In ProductionsDataProvider.swift, change the declaration of urlFieldRef
to:
let urlFieldRef = Reference(URL.self)
This changes the expected type to URL
.
Then, change imdbRatingFieldRef
to:
let imdbRatingFieldRef = Reference(Float.self)
Similarly, this changes the expected data type to Float
.
Next, change the declaration of recordMatcher
to the following:
let recordMatcher = Regex {
Capture(as: idFieldRef) { idField }
fieldSeparator
Capture(as: titleFieldRef) { titleField }
fieldSeparator
Capture(as: yearFieldRef) { yearField }
fieldSeparator
Capture(as: premieredOnFieldRef) { premieredOnField }
fieldSeparator
TryCapture(as: urlFieldRef) { // 1
urlField
} transform: {
URL(string: String($0))
}
fieldSeparator
TryCapture(as: imdbRatingFieldRef) { // 2
imdbRatingField
} transform: {
Float(String($0))
}
/\n/
}
Notice how you captured urlField and imdbRatingField changed from just Capture(as::)
to TryCapture(as::transform:)
. If successful, the later attempts to capture the value will pass it to transform
function to convert it to the desired type. In this case, you converted urlField to a URL and imdbRatingField to a Float.
Now that you have the proper types, it's time to populate the data source.

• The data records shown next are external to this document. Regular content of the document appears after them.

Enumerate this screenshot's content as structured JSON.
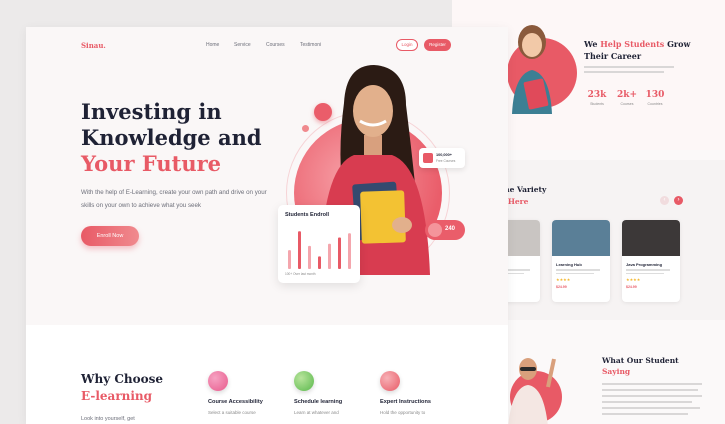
{
  "front": {
    "logo": "Sinau.",
    "nav": [
      "Home",
      "Service",
      "Courses",
      "Testimoni"
    ],
    "login_label": "Login",
    "register_label": "Register",
    "hero": {
      "title_line1": "Investing in",
      "title_line2": "Knowledge and",
      "title_accent": "Your Future",
      "desc": "With the help of E-Learning, create your own path and drive on your skills on your own to achieve what you seek",
      "cta_label": "Enroll Now"
    },
    "badge_top": {
      "value": "100,000+",
      "label": "Free Courses"
    },
    "badge_count": "240",
    "enroll_card": {
      "title": "Students Endroll",
      "footer": "100+ Over last month",
      "bars": [
        0.45,
        0.9,
        0.55,
        0.3,
        0.6,
        0.75,
        0.85
      ]
    },
    "why": {
      "title": "Why Choose",
      "title_accent": "E-learning",
      "subtitle": "Look into yourself, get",
      "features": [
        {
          "title": "Course Accessibility",
          "desc": "Select a suitable course",
          "color": "#e85a8c"
        },
        {
          "title": "Schedule learning",
          "desc": "Learn at whatever and",
          "color": "#59b84b"
        },
        {
          "title": "Expert Instructions",
          "desc": "Hold the opportunity to",
          "color": "#e85a66"
        }
      ]
    }
  },
  "back": {
    "help_prefix": "We",
    "help_accent": "Help Students",
    "help_rest": "Grow Their Career",
    "stats": [
      {
        "num": "23k",
        "label": "Students"
      },
      {
        "num": "2k+",
        "label": "Courses"
      },
      {
        "num": "130",
        "label": "Countries"
      }
    ],
    "variety_title": "r The Variety",
    "variety_accent": "ses Here",
    "courses": [
      {
        "title": "t Manager",
        "stars": "★★★★",
        "price": "$24.99",
        "img_color": "#c9c5c2"
      },
      {
        "title": "Learning Hub",
        "stars": "★★★★",
        "price": "$24.99",
        "img_color": "#5a7f97"
      },
      {
        "title": "Java Programming",
        "stars": "★★★★",
        "price": "$24.99",
        "img_color": "#3c3838"
      }
    ],
    "student_title": "What Our Student",
    "student_accent": "Saying"
  }
}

Replace the code you have inside the loop to print to the console with:
let production = MarvelProductionItem(
imdbID: String(match[idFieldRef]), // 1
title: String(match[titleFieldRef]),
productionYear: ProductionYearInfo.fromString(String(match[yearFieldRef])), // 2
premieredOn: PremieredOnInfo.fromString(String(match[premieredOnFieldRef])), // 3
posterURL: match[urlFieldRef], // 4
imdbRating: match[imdbRatingFieldRef]) // 5
marvelProductions.append(production)
This creates an instance of MarvelProductionItem and appends it to the array, but there's a little more happening:
- You convert the first two Substring parameters to strings.
-
ProductionYearInfo is an
enum
. You're creating an instance from the string value. You'll implement this part in the next section. For now, the value is always ProductionYearInfo.unknown. -
PremieredOnInfo is also an
enum
you'll implement in the next section. The value for now is PremieredOnInfo.unknown. - The value provided for the poster is a URL and not a string.
- The rating value is already a Float.
Build and run. You should see the Movies and TV shows listed on the app.